Die Republikanerin Cardenas reagierte auf den Tweet eines Users, der mit harscher Kritik an dem Enkel von Queen Elizabeth, 96, und seiner Frau nicht sparte: "'Globale Pressesprecherin", machte dieser sich zunächst über die Stellenbeschreibung der ausgeschiedenen Mitarbeiterin der Sussexes mithilfe eines Tränen lachenden Emojis lustig. "Beinhaltet ihre Fantasiewelt auch eine intergalaktische Pressesprecherin? Was für ein paar Clowns. Als ob Möchtegern-Berühmtheiten ohne Output, die durch ererbten Reichtum subventioniert werden, sogar Personal brauchen", lästerte er.  

"Wir wurden mit offenen Armen empfangen"

Cardenas fühlte sich offenbar berufen, den Spott-Tweet zu kommentieren und ihre Wahrnehmung des prominenten Paares kundzutun. "Sie sind besessen von dem Wort 'global'. Indes haben die meisten Kalifornier keine Ahnung, wer sie sind." Ein Schlag ins Gesicht für die Sussexes? Vielleicht.
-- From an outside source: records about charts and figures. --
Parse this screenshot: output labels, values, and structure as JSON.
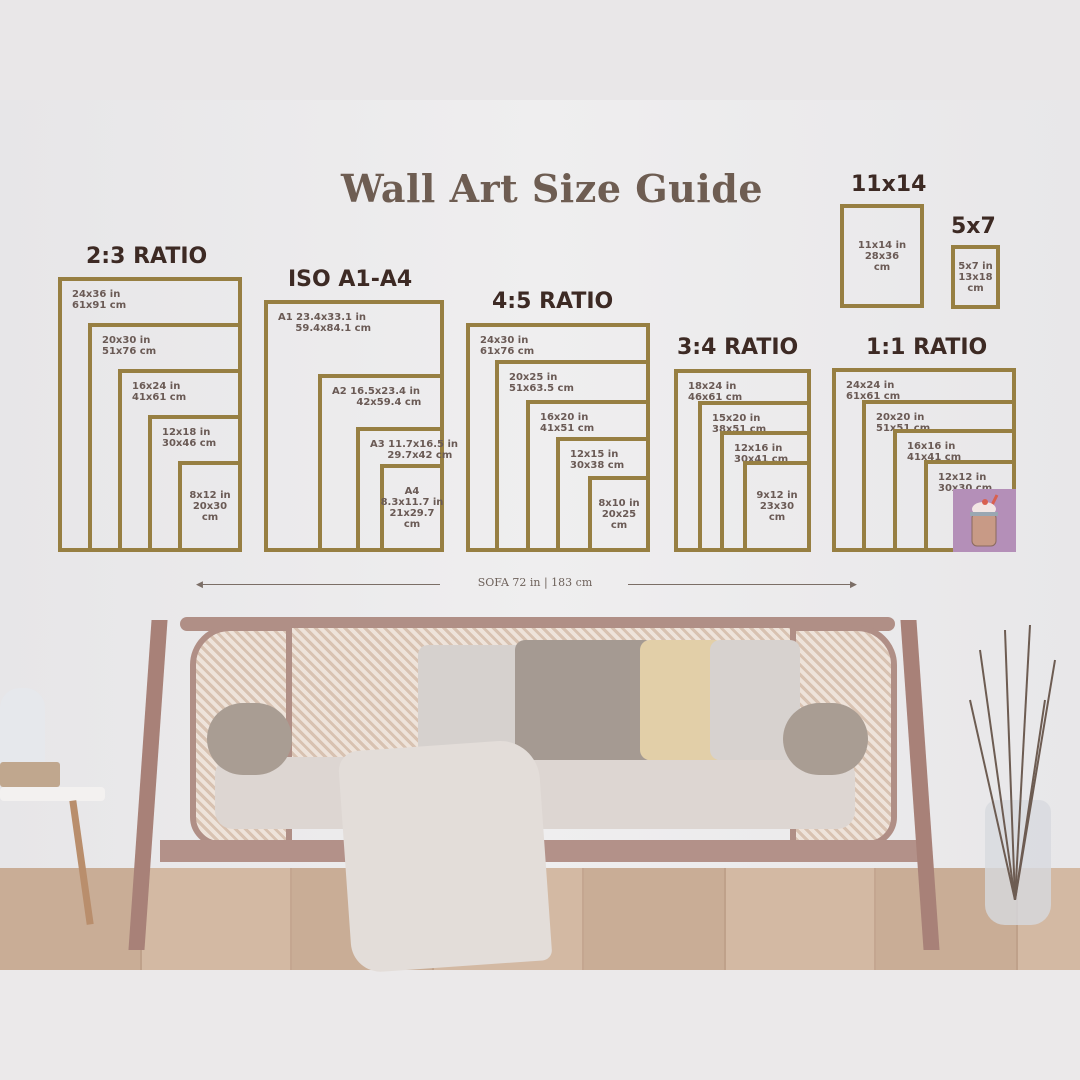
{
  "title": "Wall Art Size Guide",
  "frame_color": "#977f42",
  "groups": [
    {
      "heading": "2:3 RATIO",
      "labels": [
        "24x36 in\n61x91 cm",
        "20x30 in\n51x76 cm",
        "16x24 in\n41x61 cm",
        "12x18 in\n30x46 cm",
        "8x12 in\n20x30\ncm"
      ]
    },
    {
      "heading": "ISO A1-A4",
      "labels": [
        "A1 23.4x33.1 in\n     59.4x84.1 cm",
        "A2 16.5x23.4 in\n       42x59.4 cm",
        "A3 11.7x16.5 in\n     29.7x42 cm",
        "A4\n8.3x11.7 in\n21x29.7\ncm"
      ]
    },
    {
      "heading": "4:5 RATIO",
      "labels": [
        "24x30 in\n61x76 cm",
        "20x25 in\n51x63.5 cm",
        "16x20 in\n41x51 cm",
        "12x15 in\n30x38 cm",
        "8x10 in\n20x25\ncm"
      ]
    },
    {
      "heading": "3:4 RATIO",
      "labels": [
        "18x24 in\n46x61 cm",
        "15x20 in\n38x51 cm",
        "12x16 in\n30x41 cm",
        "9x12 in\n23x30\ncm"
      ]
    },
    {
      "heading": "1:1 RATIO",
      "labels": [
        "24x24 in\n61x61 cm",
        "20x20 in\n51x51 cm",
        "16x16 in\n41x41 cm",
        "12x12 in\n30x30 cm"
      ]
    },
    {
      "heading": "11x14",
      "labels": [
        "11x14 in\n28x36\ncm"
      ]
    },
    {
      "heading": "5x7",
      "labels": [
        "5x7 in\n13x18\ncm"
      ]
    }
  ],
  "sofa_measure": "SOFA 72 in | 183 cm",
  "milkshake_bg": "#b48fb8"
}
Immerhin leben Meghan und Harry seit ihrem Rücktritt als Senior Royals im kalifornischen Montecito. "Zuhause für mich ist jetzt vorerst in den Staaten", erklärte der jüngere Bruder von Prinz William, 39, erst kürzlich im Gespräch mit der NBC-"Today Show", und sparte nicht mit Lob an die neue Nachbarschaft: "Wir wurden mit offenen Armen empfangen und haben eine so großartige Community in Santa Barbara." 

Dass ihr Niederlassen in Kalifornien unbemerkt geblieben ist, dürfte jedoch stark bezweifelt werden. Der Megxit und seine Folgen haben auch in den USA ein mediales Beben ausgelöst, schließlich ist Meghan Amerikanerin. Die geschäftlichen Interessen des Paares gehen jedoch über den Tellerrand hinaus, was wiederum ihre spöttisch kritisierte Vorliebe für das Wort "global" erklären dürfte. Immerhin scheinen die Sussexes mit ihrem Stil zu polarisieren. Keine schlechte Strategie, um auch in Kalifornien bekannter zu werden – Beatrice Cardenas sei Dank.